Transducers are known that perform conversion between mechanical energy and electric energy such as actuators and sensors and that perform conversion between acoustic energy and electric energy such as speakers and microphones. In order to form a highly flexible, compact, and lightweight transducer, polymer materials such as dielectric elastomers are useful.
For example, as disclosed in Patent Document 1, an actuator can be formed by arranging a pair of electrodes on both sides in the thickness direction of a dielectric film formed of a dielectric elastomer. In actuators of this kind, when a voltage applied between the electrodes increases, an electrostatic attraction between the electrodes increases. The dielectric film interposed between the electrodes is thereby compressed in the thickness direction, leading to a reduced thickness of the dielectric film. When the film thickness decreases, the dielectric film accordingly expands in a direction parallel to the electrode surfaces. On the other hand, when the voltage applied between the electrodes is reduced, the electrostatic attraction between the electrodes decreases.

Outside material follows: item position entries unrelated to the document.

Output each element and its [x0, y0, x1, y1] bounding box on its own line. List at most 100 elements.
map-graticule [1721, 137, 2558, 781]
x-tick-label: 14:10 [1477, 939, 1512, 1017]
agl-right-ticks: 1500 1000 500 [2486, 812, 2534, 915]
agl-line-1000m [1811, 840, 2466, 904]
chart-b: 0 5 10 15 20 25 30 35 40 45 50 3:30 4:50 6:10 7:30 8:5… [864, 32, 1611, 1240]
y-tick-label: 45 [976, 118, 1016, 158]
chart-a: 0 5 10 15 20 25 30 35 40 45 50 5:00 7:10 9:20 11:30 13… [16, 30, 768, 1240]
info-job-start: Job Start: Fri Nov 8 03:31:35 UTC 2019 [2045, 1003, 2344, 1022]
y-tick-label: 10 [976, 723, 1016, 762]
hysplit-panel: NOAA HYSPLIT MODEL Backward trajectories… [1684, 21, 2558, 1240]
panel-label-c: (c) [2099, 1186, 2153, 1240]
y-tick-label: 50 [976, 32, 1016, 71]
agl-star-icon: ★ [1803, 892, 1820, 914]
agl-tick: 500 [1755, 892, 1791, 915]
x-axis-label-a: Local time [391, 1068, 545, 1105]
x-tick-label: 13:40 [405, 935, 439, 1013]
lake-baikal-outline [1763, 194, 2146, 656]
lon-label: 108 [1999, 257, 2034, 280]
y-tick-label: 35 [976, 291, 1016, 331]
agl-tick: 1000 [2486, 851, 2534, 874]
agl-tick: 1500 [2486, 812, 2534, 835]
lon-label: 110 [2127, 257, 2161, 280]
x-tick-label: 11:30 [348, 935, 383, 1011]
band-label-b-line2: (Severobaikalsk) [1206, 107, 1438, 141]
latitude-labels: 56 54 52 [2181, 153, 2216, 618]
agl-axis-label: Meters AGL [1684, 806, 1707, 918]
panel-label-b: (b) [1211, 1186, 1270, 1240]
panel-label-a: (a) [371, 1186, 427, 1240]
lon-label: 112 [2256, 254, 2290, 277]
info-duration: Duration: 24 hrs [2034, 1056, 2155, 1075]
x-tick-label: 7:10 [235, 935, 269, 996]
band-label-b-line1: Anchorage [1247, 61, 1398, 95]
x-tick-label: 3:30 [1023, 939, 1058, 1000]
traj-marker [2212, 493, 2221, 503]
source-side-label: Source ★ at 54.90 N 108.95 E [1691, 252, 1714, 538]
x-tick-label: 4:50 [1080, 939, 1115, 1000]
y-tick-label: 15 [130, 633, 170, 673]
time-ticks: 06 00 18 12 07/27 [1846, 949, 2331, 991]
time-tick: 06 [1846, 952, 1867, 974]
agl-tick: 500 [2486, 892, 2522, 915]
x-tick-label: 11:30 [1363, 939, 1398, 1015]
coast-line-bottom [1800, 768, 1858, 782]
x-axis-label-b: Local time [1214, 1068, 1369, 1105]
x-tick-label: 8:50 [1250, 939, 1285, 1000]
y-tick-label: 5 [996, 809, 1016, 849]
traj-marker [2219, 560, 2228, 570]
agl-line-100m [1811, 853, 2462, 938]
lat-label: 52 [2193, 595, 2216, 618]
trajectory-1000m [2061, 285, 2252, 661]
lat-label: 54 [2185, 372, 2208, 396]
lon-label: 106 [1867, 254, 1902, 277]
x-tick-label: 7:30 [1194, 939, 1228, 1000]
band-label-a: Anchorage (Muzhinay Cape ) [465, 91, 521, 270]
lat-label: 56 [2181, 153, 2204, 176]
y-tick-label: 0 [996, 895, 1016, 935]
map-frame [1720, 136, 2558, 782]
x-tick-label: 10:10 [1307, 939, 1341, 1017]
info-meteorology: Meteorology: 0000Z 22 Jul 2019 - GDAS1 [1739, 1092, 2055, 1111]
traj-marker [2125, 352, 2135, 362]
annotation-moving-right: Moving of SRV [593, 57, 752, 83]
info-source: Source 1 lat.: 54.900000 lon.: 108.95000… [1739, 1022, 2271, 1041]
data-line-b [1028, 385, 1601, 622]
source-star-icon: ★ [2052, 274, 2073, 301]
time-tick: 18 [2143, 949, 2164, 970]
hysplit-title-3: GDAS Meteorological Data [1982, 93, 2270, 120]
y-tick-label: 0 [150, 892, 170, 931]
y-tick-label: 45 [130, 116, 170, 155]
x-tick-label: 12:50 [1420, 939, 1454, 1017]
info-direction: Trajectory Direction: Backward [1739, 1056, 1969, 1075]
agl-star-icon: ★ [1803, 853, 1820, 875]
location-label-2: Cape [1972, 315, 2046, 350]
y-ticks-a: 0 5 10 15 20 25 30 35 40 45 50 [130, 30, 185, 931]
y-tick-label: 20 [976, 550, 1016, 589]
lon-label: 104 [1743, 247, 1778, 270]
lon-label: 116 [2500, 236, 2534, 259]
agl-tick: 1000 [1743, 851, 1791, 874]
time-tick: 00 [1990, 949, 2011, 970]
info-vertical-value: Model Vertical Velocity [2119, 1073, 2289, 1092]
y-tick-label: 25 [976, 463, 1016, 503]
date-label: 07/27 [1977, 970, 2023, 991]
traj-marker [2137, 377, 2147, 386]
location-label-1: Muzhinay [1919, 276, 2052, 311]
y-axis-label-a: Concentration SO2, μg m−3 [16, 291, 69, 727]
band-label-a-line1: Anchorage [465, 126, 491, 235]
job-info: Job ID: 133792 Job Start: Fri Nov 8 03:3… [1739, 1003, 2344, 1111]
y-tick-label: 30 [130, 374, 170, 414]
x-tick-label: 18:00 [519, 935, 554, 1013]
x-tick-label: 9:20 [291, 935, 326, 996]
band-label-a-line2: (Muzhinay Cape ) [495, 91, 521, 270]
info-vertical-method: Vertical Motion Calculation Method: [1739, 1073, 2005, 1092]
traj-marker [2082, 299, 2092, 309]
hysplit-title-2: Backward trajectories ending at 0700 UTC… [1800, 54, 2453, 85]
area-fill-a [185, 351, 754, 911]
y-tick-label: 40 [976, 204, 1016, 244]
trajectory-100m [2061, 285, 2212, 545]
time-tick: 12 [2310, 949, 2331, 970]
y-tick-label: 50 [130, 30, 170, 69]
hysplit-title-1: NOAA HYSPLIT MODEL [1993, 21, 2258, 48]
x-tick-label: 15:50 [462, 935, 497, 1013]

A compressive force against the dielectric film in the thickness direction thereby decreases, and the film thickness increases due to the elastic restoring force of the dielectric film. When the film thickness increases, the dielectric film accordingly contracts in a direction parallel to the electrode surfaces. The actuator thus expands and contracts the dielectric film, thereby driving a member to be driven.
In order to increase a force and displacement output from the actuator by applying a high voltage, it is desirable that the volume resistivity of the dielectric film is high and that the resistance to dielectric breakdown thereof is high. As an elastomer material having high resistance to dielectric breakdown, silicone rubber is known.